Perhaps our culture hasn’t just gone crazy. Maybe ideas need to swing back and forth like political regimes, or the length of skirts. Evolution/Creation, for example, seems to go in forty-year increments. Pope Leo XIII issued his encyclical accepting evolution in 1880. The Butler Act and Scopes “Monkey” Trial happened in 1925, banning evolution from Tennessee schools. Epperson vs. Arkansas, reversing that decision, came in 1968. It’s forty years later now, so we’re about due for another swing.
Thing is, ideas are not just a tug of war between liberal and conservative sides. Ideas swing for both. The [Print] Run show at 21 Grand that opened at last Friday’s Art Murmur might display another way — a liberal way, an agnostic way — for Darwinism to swing back. When we accept evolution, our relationship with animals and the natural world is complex: we identify ourselves with them and anthropomorphize them. We get things like Born Free and Jonathan Livingston Seagull: animals as a screen through which we discover our humanity and spirituality. When we — as a culture — contest evolution, our relationship with animals simplifies again and animals become objects and symbols.
This might be a stretch. Let me try again:
[Print] Run is a small show: 2 artists, 3 walls, 5 paintings, 2 installations of small prints and blocks, plus a few loose posters. So it’s hard not to notice the common visual elements: bright colors and animals treated with a graphic, a pictorial, sensibility.
Print and bookmaker Patricia Wakida’s lino prints are graphics: postcards, calendar pages, event posters. You don’t have to know Wakida [full disclosure: I do; we are friends and both consult with Kaya Press] to see this exhibition as a confessional display of her practice, an organic, pluralist practice wandering through design, illustration, printmaking, letterpress printing, experimental bookmaking, and writing. Her Asian zodiac calendar and postcard series have left her with, so far, a decade’s worth of animal archetypes to display. Other projects examining local food growers or one-offs have domestic animals and trout curving across landscapes as lines, figures, and representatives of various sustainable values.
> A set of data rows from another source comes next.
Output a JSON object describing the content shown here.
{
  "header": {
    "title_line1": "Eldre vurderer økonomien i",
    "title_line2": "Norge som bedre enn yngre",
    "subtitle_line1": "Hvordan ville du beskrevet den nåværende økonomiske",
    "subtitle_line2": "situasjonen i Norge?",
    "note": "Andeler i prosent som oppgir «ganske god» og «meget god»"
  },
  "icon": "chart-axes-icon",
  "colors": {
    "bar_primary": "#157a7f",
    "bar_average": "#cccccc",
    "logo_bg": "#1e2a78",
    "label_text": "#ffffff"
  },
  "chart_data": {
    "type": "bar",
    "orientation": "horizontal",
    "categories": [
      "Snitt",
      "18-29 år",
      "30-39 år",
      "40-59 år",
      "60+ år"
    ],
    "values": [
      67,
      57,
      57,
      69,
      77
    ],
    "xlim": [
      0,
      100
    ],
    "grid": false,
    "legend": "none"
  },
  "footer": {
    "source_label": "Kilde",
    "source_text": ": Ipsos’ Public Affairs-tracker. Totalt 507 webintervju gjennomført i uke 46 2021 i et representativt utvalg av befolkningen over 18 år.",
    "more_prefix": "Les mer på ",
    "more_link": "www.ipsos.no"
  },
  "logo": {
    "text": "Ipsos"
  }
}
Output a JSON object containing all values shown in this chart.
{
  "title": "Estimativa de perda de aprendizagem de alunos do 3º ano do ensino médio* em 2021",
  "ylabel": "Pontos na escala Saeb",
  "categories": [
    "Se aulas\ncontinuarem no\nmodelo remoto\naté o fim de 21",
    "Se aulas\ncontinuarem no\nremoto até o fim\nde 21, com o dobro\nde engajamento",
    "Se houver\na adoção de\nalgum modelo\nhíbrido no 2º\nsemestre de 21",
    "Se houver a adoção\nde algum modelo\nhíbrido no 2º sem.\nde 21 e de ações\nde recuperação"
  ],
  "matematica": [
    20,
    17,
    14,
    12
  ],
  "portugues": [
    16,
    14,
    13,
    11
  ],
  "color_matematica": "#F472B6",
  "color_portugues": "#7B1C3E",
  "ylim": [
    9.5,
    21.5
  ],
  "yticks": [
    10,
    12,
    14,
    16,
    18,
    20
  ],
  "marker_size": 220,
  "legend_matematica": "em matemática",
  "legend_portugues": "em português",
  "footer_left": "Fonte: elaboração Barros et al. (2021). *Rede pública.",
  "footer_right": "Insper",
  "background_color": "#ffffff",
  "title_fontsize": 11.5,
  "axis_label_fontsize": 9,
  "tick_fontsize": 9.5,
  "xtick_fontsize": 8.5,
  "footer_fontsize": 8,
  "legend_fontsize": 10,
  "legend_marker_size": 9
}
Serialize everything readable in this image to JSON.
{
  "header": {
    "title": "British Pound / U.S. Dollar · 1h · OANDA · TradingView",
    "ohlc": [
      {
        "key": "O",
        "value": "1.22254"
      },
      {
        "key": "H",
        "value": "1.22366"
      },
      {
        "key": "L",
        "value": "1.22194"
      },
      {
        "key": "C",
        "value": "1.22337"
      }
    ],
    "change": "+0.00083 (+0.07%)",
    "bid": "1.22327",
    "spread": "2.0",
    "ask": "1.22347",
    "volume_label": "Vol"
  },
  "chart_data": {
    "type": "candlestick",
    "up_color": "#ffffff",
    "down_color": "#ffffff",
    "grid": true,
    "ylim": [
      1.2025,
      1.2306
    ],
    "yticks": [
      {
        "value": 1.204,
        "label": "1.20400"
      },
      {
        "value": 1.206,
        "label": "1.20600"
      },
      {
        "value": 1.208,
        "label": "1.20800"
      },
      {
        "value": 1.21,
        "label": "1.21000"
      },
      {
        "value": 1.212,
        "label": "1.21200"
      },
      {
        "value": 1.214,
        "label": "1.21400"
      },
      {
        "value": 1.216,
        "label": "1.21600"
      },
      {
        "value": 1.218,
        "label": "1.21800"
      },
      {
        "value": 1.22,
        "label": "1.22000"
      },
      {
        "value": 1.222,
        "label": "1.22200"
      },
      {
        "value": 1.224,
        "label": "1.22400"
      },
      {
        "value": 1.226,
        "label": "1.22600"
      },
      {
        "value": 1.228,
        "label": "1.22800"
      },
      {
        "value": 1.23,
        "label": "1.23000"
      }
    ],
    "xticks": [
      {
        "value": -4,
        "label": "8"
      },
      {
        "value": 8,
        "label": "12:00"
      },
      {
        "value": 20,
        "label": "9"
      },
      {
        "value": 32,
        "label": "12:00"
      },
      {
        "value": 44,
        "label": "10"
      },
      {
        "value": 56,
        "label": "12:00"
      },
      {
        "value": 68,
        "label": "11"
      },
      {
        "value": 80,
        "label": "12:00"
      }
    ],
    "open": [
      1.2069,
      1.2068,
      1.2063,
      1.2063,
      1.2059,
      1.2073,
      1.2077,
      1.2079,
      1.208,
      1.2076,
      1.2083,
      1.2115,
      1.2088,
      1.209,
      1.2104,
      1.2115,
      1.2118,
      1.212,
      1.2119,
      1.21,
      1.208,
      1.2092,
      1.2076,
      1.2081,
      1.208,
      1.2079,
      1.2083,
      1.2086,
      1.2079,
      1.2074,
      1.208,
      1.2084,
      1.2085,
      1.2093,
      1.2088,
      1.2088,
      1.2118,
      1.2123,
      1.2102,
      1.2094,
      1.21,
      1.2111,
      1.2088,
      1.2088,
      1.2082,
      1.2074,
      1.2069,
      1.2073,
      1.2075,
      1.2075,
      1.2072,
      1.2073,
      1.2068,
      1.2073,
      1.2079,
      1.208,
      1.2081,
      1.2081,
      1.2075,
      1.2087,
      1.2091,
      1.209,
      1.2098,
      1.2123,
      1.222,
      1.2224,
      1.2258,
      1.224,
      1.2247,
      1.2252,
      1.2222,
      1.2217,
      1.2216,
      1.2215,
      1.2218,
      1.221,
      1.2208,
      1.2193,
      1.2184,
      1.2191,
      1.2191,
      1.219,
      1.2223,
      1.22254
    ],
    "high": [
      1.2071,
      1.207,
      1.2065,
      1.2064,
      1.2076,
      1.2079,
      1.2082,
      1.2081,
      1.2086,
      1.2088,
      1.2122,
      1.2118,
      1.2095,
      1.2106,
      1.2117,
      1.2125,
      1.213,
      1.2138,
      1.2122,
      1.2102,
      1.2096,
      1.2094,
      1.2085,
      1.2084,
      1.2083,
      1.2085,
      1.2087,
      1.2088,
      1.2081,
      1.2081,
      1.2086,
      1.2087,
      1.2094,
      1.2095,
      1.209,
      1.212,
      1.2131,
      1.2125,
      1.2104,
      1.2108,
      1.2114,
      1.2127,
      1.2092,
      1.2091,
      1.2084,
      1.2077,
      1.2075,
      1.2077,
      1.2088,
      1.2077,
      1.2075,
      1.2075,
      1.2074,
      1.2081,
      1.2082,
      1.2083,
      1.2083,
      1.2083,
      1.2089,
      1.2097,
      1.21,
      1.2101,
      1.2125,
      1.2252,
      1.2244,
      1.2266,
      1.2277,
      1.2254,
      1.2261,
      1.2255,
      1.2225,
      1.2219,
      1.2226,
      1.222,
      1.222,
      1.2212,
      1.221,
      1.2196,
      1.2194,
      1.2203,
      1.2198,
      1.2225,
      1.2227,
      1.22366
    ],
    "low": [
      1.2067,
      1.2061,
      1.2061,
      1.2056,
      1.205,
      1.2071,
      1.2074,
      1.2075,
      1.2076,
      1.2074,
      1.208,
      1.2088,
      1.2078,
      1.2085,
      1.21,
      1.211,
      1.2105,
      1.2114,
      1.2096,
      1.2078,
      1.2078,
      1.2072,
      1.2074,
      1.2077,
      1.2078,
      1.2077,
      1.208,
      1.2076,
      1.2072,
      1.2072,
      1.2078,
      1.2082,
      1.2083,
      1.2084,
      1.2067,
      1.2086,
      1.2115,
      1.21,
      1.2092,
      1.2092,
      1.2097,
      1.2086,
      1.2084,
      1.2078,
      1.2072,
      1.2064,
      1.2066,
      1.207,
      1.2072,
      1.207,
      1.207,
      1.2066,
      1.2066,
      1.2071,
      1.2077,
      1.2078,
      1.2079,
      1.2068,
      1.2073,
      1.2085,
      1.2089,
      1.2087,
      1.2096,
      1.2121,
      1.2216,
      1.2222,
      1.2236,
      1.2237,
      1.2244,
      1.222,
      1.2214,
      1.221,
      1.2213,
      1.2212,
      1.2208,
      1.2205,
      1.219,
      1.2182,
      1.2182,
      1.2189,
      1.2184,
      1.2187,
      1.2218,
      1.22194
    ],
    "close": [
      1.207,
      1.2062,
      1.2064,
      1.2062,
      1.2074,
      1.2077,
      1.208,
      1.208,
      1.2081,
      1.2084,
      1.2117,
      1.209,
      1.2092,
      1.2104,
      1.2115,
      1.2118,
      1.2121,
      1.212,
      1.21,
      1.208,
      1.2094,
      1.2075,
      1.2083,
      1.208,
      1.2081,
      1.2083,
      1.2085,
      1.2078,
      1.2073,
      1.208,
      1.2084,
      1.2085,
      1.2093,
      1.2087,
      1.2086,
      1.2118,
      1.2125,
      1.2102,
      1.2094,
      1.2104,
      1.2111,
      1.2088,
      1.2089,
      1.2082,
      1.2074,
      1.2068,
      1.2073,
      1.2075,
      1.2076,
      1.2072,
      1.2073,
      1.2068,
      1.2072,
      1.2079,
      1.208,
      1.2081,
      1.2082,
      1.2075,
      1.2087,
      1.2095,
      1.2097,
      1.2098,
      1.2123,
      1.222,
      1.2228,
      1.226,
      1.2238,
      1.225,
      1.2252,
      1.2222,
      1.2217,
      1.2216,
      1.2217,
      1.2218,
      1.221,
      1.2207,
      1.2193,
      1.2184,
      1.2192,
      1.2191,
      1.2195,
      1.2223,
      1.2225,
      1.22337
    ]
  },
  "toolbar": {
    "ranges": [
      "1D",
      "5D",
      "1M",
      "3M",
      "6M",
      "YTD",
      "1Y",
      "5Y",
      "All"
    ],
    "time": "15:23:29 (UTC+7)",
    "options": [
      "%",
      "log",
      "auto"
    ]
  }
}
Long an advocate for Californian cultures and Asian American history, Wakida has developed an aesthetic that combines 19th century japonisme and groovy environmentalism with socialist realism and deliberate DIY roughness.
Jason Byers’s paintings, on the other hoof, are paintings. In each, a field of bright, solid color encroaches on a blurred, dark scene — landscape? figures? On each of these fields of candy color an illustration of a healthy, noble wild animal (stag, elephant, giraffe) is outlined and colored in. Each painting is underlined, literally, by a tonal scale, i.e. a strip of squares of color in progressive order. The deliberately pictorial quality of the animals insists on irony and distance. It’s hard not to view this series as a blotting out of complexity and naturalism by a children’s picture book sensibility, although to get there, you’d have to employ the very simplistic/symbolic thinking the paintings seem to critique.